I'm offering a special for Uber Goobers. Only $2,490, if you sign up for my FREE electronic, digital, cyber, Internet newsletter. It's all online. It's $24.95/monthly, plus shipping and handling (only $12.95!).


----------



## UL Driver SF (Aug 29, 2014)

DriverJ said:


> I've been out less than 11 hours and was able to do this!
> 
> $62.05 (my payout, oh, plus $10, but it cost me about $12 bucks to drive to the city to work, mmm, something ain't right)
> 
> ...


Pft....yer over paid.


----------



## OldTownSean (Aug 14, 2014)

UL Driver SF said:


> Pft....yer over paid.


We all make 1500$ / week tax-free ... he's just being modest. I love the tip being included in my uberx fare.

Without it I would only make $1300/week!


----------



## UL Driver SF (Aug 29, 2014)

OldTownSean said:


> We all make 1500$ / week tax-free ... he's just being modest. I love the tip being included in my uberx fare.
> 
> Without it I would only make $1300/week!

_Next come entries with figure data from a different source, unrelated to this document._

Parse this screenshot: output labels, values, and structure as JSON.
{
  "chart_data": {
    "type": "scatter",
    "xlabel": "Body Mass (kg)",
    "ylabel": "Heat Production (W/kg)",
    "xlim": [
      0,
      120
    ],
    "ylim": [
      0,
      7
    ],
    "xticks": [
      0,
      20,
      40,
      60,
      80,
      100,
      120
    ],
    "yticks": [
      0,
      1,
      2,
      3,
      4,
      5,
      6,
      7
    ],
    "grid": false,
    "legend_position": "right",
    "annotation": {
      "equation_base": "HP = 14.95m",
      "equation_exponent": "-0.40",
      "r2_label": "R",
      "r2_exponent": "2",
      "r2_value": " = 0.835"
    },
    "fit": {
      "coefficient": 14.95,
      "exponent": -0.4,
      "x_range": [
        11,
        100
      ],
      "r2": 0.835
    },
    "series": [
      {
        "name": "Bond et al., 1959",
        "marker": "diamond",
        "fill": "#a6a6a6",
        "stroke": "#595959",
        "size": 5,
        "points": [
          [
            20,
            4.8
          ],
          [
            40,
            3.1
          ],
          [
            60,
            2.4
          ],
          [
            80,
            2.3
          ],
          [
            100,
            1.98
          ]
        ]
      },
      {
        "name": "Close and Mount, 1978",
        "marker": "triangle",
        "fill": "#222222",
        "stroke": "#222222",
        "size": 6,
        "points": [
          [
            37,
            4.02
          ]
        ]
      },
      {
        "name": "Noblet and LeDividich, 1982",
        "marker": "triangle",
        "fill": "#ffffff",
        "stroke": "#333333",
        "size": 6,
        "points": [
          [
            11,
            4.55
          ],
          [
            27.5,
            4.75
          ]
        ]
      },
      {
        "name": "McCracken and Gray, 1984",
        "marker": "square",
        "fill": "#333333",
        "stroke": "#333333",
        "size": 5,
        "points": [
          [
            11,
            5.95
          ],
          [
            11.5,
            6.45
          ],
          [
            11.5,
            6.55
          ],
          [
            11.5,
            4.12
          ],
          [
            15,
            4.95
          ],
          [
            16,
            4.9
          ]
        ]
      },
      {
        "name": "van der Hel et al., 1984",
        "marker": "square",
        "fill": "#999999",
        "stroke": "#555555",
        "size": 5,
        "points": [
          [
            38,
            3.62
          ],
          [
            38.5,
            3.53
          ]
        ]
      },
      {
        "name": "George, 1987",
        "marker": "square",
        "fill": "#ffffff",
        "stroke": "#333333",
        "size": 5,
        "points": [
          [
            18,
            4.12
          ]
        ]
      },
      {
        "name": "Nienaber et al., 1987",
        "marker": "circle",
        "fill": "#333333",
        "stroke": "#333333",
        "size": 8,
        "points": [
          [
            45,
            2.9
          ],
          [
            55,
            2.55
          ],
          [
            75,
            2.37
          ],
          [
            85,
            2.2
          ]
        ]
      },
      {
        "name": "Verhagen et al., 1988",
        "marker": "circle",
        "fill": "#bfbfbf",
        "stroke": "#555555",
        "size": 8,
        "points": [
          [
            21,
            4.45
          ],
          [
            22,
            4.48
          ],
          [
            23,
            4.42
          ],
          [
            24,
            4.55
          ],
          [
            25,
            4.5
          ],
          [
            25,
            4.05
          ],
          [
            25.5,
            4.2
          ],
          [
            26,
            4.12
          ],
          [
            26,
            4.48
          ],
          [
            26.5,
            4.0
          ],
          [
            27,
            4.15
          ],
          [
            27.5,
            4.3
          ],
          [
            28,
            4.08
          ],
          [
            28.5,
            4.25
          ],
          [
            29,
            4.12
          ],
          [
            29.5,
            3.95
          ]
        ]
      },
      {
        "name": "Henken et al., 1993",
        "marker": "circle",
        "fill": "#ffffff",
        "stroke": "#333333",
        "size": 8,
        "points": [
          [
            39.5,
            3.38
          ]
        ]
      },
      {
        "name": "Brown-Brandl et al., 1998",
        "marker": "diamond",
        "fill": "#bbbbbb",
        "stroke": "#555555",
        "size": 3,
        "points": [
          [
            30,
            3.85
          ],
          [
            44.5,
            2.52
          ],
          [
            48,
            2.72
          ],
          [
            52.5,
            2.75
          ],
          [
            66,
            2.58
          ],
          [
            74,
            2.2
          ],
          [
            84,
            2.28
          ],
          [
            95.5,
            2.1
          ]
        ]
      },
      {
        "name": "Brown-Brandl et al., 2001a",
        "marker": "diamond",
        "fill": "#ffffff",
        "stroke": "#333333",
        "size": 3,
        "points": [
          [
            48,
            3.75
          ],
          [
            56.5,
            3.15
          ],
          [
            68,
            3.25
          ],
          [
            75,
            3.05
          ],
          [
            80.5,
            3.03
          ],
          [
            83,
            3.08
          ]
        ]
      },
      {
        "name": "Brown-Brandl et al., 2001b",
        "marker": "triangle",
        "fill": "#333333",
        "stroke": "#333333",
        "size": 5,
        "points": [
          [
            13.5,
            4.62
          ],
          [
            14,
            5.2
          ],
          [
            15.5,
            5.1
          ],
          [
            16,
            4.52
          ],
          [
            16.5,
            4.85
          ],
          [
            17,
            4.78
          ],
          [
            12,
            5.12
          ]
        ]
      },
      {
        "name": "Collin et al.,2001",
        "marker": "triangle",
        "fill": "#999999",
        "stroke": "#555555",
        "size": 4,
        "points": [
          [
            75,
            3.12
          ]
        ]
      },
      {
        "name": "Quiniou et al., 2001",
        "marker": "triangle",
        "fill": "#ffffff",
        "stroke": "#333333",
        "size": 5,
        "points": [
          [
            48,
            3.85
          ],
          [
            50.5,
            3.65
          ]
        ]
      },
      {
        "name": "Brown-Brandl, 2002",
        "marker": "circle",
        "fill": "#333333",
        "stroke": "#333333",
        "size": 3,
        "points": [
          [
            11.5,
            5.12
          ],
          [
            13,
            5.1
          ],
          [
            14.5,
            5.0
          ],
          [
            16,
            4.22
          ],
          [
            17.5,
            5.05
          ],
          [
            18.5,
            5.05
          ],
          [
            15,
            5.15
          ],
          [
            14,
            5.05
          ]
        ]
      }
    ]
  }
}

Some one skimming off yer fares!


----------



## DriverJ (Sep 1, 2014)

UL Driver SF said:


> Pft....yer over paid.


Shhhh, Uber is listening. 'Over Paid' triggers their 'cut fare' filter.


----------



## DriverJ (Sep 1, 2014)

OldTownSean said:


> We all make 1500$ / week tax-free ... he's just being modest. I love the tip being included in my uberx fare.
> 
> Without it I would only make $1300/week!


Mine will be tax-free because I won't have any money to pay any taxes. If I explain the situation I'm sure they'll understand.


----------



## LookyLou (Apr 28, 2014)

It looks like many drivers took the night off tonight and maybe doing a little drinking.


----------



## OldTownSean (Aug 14, 2014)

LookyLou said:


> It looks like many drivers took the night off tonight and maybe doing a little drinking.


Rum n coke here


----------



## Tx rides (Sep 15, 2014)

OldTownSean said:


> We all make 1500$ / week tax-free ... he's just being modest. I love the tip being included in my uberx fare.
> 
> Without it I would only make $1300/week!


If the going gets rough:
I heard you could sign up for Uber's Work/Life Balance & Mental Well Being "Tel-a-Nerd" plan for the low,low price of $19.95/wk


----------



## DriverJ (Sep 1, 2014)

Tx rides said:


> If the going gets rough:
> I heard you could sign up for Uber's Work/Life Balance & Mental Well Being "Tel-a-Nerd" plan for the low,low price of $19.95/wk


I'm in! If it's Uber it's gotta be good.


----------